Cette riposte judiciaire en France, doublée d'une plainte aux États-Unis, intervient après quatre ans de polémiques et de rumeurs qui n'ont cessé d'enfler, largement relayées par les réseaux complotistes et d'extrême droite.

Le compte X de M. Poirson-Atlan, 41 ans, supprimé depuis, a fait l'objet de plusieurs plaintes et est souvent présenté comme lié aux sphères complotistes d'extrême droite, ce qu'il a réfuté avec force à la barre.

Zoé Sagan est un "personnage de fiction", a expliqué le publicitaire, costume bleu cintré, une "intelligence artificielle féminine" "instigatrice d'un nouveau genre littéraire."

L'écart d'âge entre les époux Macron est considéré comme un "crime sexuel" par Zoé Sagan, une "pédophilie cautionnée par l'Etat" sur la plateforme d'Elon Musk.

Outre ses propos visant Brigitte Macron, le publicitaire est connu pour avoir diffusé les vidéos à caractère sexuel du macroniste Benjamin Griveaux, qui avait dû renoncer en février 2020 à briguer la mairie de Paris.
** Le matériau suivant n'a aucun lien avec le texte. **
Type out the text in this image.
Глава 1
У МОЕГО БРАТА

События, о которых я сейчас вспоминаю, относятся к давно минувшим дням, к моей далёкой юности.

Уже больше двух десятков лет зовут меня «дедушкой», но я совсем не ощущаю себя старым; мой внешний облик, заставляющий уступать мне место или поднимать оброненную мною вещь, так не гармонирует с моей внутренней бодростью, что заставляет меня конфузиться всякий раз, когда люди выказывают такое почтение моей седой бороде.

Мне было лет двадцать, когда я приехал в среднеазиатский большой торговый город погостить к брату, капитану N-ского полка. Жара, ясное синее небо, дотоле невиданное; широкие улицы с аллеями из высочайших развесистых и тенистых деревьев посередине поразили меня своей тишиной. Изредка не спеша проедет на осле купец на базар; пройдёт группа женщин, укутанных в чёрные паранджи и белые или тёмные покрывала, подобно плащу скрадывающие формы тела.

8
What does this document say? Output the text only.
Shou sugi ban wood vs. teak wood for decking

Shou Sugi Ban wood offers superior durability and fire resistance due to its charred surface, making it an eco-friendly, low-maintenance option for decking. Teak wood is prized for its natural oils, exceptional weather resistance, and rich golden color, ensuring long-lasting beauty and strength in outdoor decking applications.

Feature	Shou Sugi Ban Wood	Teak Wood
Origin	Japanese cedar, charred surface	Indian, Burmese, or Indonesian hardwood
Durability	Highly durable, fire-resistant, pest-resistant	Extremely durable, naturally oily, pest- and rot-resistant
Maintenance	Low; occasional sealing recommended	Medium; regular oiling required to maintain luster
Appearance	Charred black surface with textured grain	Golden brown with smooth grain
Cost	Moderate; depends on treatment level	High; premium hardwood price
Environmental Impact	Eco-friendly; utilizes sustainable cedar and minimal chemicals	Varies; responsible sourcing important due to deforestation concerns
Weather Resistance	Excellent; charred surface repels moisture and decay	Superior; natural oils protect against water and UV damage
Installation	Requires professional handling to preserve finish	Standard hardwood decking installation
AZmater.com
Toujours selon lui, Candace Owens est un "phénomène de société", "une dinguerie" qui sera "étudiée dans les écoles de journalisme".
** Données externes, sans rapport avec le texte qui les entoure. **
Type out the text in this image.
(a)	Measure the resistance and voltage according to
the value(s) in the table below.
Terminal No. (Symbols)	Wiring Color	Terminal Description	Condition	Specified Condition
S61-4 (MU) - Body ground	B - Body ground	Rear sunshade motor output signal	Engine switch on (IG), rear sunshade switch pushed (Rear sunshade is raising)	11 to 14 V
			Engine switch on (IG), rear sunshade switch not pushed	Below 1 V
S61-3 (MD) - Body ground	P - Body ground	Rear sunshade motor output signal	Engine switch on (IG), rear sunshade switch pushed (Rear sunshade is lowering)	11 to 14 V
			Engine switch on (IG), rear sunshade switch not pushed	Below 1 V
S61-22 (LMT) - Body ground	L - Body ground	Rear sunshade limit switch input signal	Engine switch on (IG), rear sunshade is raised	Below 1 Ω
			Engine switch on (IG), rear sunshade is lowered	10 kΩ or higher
Le couple présidentiel a engagé cet été des poursuites contre la podcasteuse d'extrême droite, auteure d'une série de vidéos vue plusieurs millions de fois, intitulée "Becoming Brigitte" ("Devenir Brigitte").

Plusieurs personnes jugées à Paris ont relayé les publications virales de l'Américaine, se réjouissant de voir "l'affaire Brigitte" s'internationaliser.

Absente du procès, l'épouse du chef de l'Etat a indiqué aux enquêteurs que la rumeur avait eu "un très fort retentissement" sur son entourage et sur elle-même, rapportant que ses petits-enfants entendaient dire que "leur grand-mère est un homme". Sa fille est attendue mardi à la barre.

M. Poirson-Atlan a été applaudi à la fin de son passage à la barre.

Lundi, plusieurs prévenus - courtier, professeur de sport ou informaticien - ont exprimé leur surprise d'avoir à répondre de publications "satiriques", relevant selon eux de la liberté d'expression.

La médium, Delphine J., connue sous le pseudo d'Amandine Roy, a souhaité exercer son droit au silence à la barre, expliquant qu'elle s'était déjà longuement "exprimée".

La Bretonne de 51 ans est l'autrice d'une vidéo virale publiée en 2021 affirmant que Brigitte Macron n'aurait jamais existé et que son frère Jean-Michel aurait pris son identité après une transition de genre.

Vue plus de quatre millions de fois et depuis retirée de la plateforme, elle a largement contribué à amplifier la rumeur, selon les dires de Brigitte Macron rapportés par le président du tribunal.